Permintaan Maaf

Hening adalah situasi yang paling tepat yang dapat mengambarkan keadaan di dalam mobil Juyeon malam itu. Suara deru mobil, pendingin mobil dan suara tipis dari radio berputar bahkan dapat terdengar jelas. Juyeon dan Hyunjae, dua lelaki dewasa yang berada di dalam mobil tersebut hanya dapat diam. Juyeon fokus dengan jalanan di hadapannya dan Hyunjae hanya dapat menunduk sambil memainkan kukunya.

“Kita mampir sebentar ya? Kamu tadi belum makan proper. Junk food ga apa-apa, kan? Engga ada larangan dari agensi atau Chanhee?” Juyeon bertanya dengan nada yang terlampau tenang, sedangkan Hyunjae menatap Juyeon dengan tatapan takut dan bersalah.

Dua jam yang lalu, Hyunjae berlari kecil dengan diikuti Chanhee dibelakangnya. Setibanya di bandara, mereka memutuskan memanggil taksi dan berpisah dengan rombongan. Hyunjae dan Chanhee berhasil mengelabui awak media malam itu dan tiba di restoran mewah tanpa diketahui siapapun.

“Ah! Itu Hyunjae...” Juyeon dengan senyum terbaiknya itu berdiri dan menyambut Hyunjae yang sedang menetralkan deru nafasnya. Setibanya di meja dimana orang tuanya berada, Hyunjae tidak bisa melakukan apapun selain menunduk, pasrah.

“Puding cokelat kesukaan kamu, dimakan ya? Chan, Kevin di meja sana. Makan dulu aja...” Hyunjae menatap satu persatu wajah orang di meja tersebut, semua tenang menikmati sajian penutup malam itu.

Tidak banyak yang berbicara hingga piring-piring dibersihkan. Juyeon meminta Kevin mengantar kedua orang tuanya, sedangkan Chanhee memilih mengantar kedua orang tua Hyunjae menggunakan Taksi. Hal tersebut menandakan bahwa Hyunjae akan satu mobil bersama Juyeon malam itu.

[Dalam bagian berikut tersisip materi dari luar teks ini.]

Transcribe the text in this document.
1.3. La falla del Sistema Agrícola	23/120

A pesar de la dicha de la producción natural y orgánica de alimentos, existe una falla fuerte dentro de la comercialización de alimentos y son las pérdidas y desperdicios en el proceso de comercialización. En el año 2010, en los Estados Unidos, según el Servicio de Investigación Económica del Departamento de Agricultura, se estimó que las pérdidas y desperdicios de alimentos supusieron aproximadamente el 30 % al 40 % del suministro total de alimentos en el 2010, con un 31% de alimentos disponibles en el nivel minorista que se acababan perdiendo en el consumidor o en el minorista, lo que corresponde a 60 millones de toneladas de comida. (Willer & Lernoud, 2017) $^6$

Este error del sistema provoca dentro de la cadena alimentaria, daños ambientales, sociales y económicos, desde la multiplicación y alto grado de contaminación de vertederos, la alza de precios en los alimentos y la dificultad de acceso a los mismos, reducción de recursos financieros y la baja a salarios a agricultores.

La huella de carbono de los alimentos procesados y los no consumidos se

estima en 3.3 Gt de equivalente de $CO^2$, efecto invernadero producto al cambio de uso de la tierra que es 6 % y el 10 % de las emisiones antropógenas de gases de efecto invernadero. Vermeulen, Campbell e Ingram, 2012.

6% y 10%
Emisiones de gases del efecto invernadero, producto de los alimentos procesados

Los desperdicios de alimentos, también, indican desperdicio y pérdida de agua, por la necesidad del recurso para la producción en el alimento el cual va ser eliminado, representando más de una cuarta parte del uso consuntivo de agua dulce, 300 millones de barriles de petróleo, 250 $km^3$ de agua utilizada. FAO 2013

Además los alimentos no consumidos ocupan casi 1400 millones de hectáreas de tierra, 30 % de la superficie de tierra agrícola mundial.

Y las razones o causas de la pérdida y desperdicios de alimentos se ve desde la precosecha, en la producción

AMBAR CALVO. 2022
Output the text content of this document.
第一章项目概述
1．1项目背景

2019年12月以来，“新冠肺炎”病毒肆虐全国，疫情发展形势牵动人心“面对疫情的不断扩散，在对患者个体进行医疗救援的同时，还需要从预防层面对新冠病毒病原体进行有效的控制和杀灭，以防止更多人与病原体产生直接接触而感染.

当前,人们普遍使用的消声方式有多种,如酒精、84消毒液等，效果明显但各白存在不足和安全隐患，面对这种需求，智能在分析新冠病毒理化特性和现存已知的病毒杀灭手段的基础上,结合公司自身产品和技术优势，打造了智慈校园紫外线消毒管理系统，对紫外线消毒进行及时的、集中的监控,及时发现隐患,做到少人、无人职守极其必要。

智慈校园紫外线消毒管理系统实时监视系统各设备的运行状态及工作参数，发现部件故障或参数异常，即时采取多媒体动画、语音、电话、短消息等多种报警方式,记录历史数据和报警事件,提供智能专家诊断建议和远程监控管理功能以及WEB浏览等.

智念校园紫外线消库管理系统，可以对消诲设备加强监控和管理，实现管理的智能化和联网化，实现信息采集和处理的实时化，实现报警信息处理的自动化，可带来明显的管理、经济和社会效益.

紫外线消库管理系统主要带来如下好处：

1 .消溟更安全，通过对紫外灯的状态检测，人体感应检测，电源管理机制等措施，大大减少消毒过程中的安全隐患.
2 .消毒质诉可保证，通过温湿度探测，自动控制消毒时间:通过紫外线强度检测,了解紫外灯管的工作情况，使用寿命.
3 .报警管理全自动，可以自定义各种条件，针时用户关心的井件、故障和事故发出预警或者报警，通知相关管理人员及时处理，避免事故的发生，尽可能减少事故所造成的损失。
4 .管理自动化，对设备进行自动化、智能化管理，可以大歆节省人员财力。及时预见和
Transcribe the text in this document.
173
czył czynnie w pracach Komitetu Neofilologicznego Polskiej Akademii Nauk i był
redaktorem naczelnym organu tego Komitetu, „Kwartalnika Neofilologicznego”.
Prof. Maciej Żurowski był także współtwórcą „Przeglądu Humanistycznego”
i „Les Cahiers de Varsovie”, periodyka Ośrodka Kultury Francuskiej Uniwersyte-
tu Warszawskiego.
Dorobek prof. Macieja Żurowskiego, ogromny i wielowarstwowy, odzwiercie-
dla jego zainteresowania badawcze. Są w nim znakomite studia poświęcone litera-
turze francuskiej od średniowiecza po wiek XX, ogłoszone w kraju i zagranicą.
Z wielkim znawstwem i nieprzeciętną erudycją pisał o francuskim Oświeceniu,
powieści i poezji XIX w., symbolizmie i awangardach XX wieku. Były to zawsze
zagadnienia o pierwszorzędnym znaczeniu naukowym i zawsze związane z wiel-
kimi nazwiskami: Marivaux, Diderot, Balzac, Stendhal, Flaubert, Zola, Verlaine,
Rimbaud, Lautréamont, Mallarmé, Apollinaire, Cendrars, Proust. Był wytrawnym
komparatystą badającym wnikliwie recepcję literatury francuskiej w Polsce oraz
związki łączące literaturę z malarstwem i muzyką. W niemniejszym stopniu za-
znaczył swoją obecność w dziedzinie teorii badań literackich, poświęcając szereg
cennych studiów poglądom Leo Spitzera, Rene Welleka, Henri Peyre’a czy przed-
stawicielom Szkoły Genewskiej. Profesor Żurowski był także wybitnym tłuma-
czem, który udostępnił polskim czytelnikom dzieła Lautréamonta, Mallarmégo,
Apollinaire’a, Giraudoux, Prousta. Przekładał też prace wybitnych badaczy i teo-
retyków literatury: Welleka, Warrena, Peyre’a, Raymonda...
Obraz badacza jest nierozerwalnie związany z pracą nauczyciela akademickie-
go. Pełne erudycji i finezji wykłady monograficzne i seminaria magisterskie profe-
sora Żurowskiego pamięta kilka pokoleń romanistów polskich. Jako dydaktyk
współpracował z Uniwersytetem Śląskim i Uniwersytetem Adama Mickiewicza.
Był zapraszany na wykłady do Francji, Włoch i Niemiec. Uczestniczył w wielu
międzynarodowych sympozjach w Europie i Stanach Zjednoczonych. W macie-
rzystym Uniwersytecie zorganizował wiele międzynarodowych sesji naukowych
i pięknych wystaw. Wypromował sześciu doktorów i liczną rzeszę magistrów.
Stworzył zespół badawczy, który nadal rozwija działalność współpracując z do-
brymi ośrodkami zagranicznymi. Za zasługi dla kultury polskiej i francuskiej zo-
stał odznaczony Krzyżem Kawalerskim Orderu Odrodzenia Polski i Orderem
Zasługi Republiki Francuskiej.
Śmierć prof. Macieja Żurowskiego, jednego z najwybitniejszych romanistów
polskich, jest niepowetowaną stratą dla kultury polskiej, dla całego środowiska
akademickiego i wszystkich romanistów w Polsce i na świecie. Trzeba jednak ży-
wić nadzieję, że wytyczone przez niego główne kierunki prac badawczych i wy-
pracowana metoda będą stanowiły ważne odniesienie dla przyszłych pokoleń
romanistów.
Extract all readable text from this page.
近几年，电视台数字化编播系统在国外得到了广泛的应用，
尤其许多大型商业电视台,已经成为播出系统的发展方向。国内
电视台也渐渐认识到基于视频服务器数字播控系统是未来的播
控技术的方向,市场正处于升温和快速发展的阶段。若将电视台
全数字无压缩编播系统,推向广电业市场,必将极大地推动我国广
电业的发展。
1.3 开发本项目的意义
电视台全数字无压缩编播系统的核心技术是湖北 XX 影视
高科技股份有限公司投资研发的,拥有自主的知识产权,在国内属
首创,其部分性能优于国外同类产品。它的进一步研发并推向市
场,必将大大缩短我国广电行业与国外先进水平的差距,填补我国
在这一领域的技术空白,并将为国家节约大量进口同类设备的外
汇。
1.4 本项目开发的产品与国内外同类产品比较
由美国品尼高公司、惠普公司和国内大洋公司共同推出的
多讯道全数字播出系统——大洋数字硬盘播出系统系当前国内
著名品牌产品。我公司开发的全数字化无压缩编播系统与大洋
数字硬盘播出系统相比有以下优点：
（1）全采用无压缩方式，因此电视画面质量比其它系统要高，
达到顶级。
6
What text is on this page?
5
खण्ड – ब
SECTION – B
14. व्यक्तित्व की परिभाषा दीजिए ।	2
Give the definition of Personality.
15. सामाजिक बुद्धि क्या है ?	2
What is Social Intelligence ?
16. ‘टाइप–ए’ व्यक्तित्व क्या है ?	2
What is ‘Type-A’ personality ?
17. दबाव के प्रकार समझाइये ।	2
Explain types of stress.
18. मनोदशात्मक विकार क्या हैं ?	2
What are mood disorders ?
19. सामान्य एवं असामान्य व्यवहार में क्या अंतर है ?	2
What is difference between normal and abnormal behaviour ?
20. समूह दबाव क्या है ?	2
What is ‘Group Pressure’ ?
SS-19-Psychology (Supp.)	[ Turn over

“Maaf...” Hyunjae yang telah menggenggam satu bungkus makanan cepat saji berkata lirih. Juyeon menatap Hyunjae lekat sebelum kembali tersenyum dan mengusap puncak kepala kekasihnya tersebut.

“Mau makan disini atau di rumah aja?” Tanya Juyeon lembut, lelaki di sebelah Juyeon itu hanya dapat terdiam.

“Aku anter ke tempat kamu, ya? Tapi maaf engga bisa nginep, soalnya besok aku ada meeting terus lusa udah harus berangkat lagi” Juyeon masih tersenyum, senyum yang bahkan membuat Hyunjae sakit ketika melihatnya.


Hyunjae menahan pergelangan tangan Juyeon, mengisyaratkan agar lelaki tersebut tetap tinggal di unit apartmentnya malam itu. Malam itu, Juyeon terlampau banyak mengumbar senyum, walau Hyunjae tau bahwa Juyeon sedang tidak baik-baik saja. Sang rider melepaskan genggaman tangan Hyunjae dari pergelangan tangannya.

“Dihabisin ya makanannya? Terus tidur, kan pasti kamu capek. Nanti aku hubungi kalo udah sampe, ya?” Hyunjae tidak mampun menjawab maupun mengangguk. Juyeon berpamitan malam itu bersamaan dengan air mata Hyunjae yang tiba-tiba turun tanpa permisi.

Setelah Juyeon menutup pintu apartment Hyunjae, lelaki yang masih menggenggam satu bungkus makanan cepat saji itu terduduk lemah dan menangis. Ia bahkan bingung, mengapa malam itu ia menangis. Terlalu banyak hal yang terjadi akhir-akhir ini. Hyunjae perlu Juyeon malam itu, tapi Hyunjae tau bahwa ia tidak bisa lebih egois dari tadi. Hyunjae tau sebab dan akibat dari apa yang terjadi malam itu.